The communist nation “had remained unfazed in any storm and stress in the past when it had no nuclear weapons,” the statement said. “It is quite nonsensical to expect the DPRK to yield to the pressure and threat of someone at this time when it has become a nuclear weapons state.”
I’m personally hoping for as many tests as Kim Jong Il can manage. Each one tested is another one that won’t be used, or sold. On that latter subject, here is yet another call, this one from Charles Krauthammer, via GI Korea, to restore deterrence to the trafficking in WMD’s.

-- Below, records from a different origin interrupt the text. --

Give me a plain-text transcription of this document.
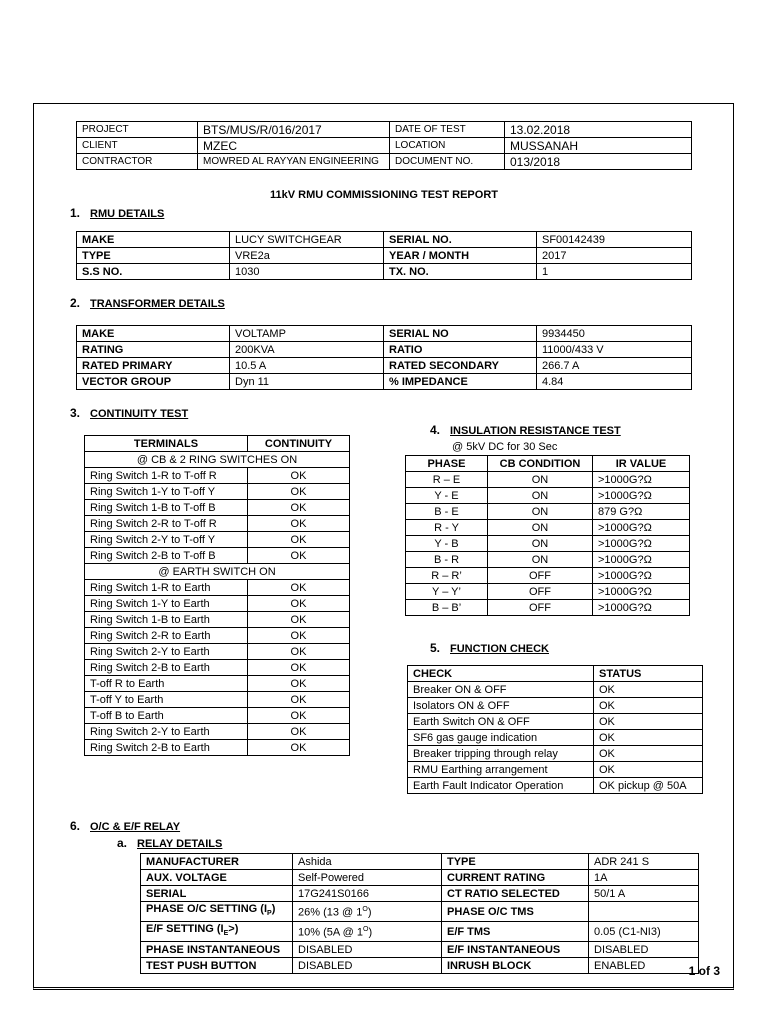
PROJECT	BTS/MUS/R/016/2017	DATE OF TEST	13.02.2018
CLIENT	MZEC	LOCATION	MUSSANAH
CONTRACTOR	MOWRED AL RAYYAN ENGINEERING	DOCUMENT NO.	013/2018
11kV RMU COMMISSIONING TEST REPORT
1. RMU DETAILS
MAKE	LUCY SWITCHGEAR	SERIAL NO.	SF00142439
TYPE	VRE2a	YEAR / MONTH	2017
S.S NO.	1030	TX. NO.	1
2. TRANSFORMER DETAILS
MAKE	VOLTAMP	SERIAL NO	9934450
RATING	200KVA	RATIO	11000/433 V
RATED PRIMARY	10.5 A	RATED SECONDARY	266.7 A
VECTOR GROUP	Dyn 11	% IMPEDANCE	4.84
3. CONTINUITY TEST
TERMINALS	CONTINUITY
@ CB & 2 RING SWITCHES ON	
Ring Switch 1-R to T-off R	OK
Ring Switch 1-Y to T-off Y	OK
Ring Switch 1-B to T-off B	OK
Ring Switch 2-R to T-off R	OK
Ring Switch 2-Y to T-off Y	OK
Ring Switch 2-B to T-off B	OK
@ EARTH SWITCH ON	
Ring Switch 1-R to Earth	OK
Ring Switch 1-Y to Earth	OK
Ring Switch 1-B to Earth	OK
Ring Switch 2-R to Earth	OK
Ring Switch 2-Y to Earth	OK
Ring Switch 2-B to Earth	OK
T-off R to Earth	OK
T-off Y to Earth	OK
T-off B to Earth	OK
Ring Switch 2-Y to Earth	OK
Ring Switch 2-B to Earth	OK
4. INSULATION RESISTANCE TEST
@ 5kV DC for 30 Sec
PHASE	CB CONDITION	IR VALUE
R – E	ON	>1000G?Ω
Y - E	ON	>1000G?Ω
B - E	ON	879 G?Ω
R - Y	ON	>1000G?Ω
Y - B	ON	>1000G?Ω
B - R	ON	>1000G?Ω
R – R’	OFF	>1000G?Ω
Y – Y’	OFF	>1000G?Ω
B – B’	OFF	>1000G?Ω
5. FUNCTION CHECK
CHECK	STATUS
Breaker ON & OFF	OK
Isolators ON & OFF	OK
Earth Switch ON & OFF	OK
SF6 gas gauge indication	OK
Breaker tripping through relay	OK
RMU Earthing arrangement	OK
Earth Fault Indicator Operation	OK pickup @ 50A
6. O/C & E/F RELAY
a. RELAY DETAILS
MANUFACTURER	Ashida	TYPE	ADR 241 S
AUX. VOLTAGE	Self-Powered	CURRENT RATING	1A
SERIAL	17G241S0166	CT RATIO SELECTED	50/1 A
PHASE O/C SETTING $(I_P)$	26% (13 @ $1^O$)	PHASE O/C TMS	
E/F SETTING $(I_E>)$	10% (5A @ $1^O$)	E/F TMS	0.05 (C1-NI3)
PHASE INSTANTANEOUS	DISABLED	E/F INSTANTANEOUS	DISABLED
TEST PUSH BUTTON	DISABLED	INRUSH BLOCK	ENABLED	1 of 3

A good first draft, but it could use some Kennedyesque clarity. The phrase “fully accountable” does not exactly instill fear, as it has been used promiscuously by several administrations in warnings to both terrorists and rogue states — after which we did absolutely nothing. A better formulation would be the following:
Given the fact that there is no other nuclear power so recklessly in violation of its nuclear obligations, it shall be the policy of this nation to regard any detonation of a nuclear explosive on the United States or its allies as an attack by North Korea on the United States requiring a full retaliatory response upon North Korea.
Well, crap. I suppose I’m of the mind that some clarity in advance is the best way to prevent such an event, but really, we’ve drawn so many red lines, and North Korea has hardly paused before crossing any of them.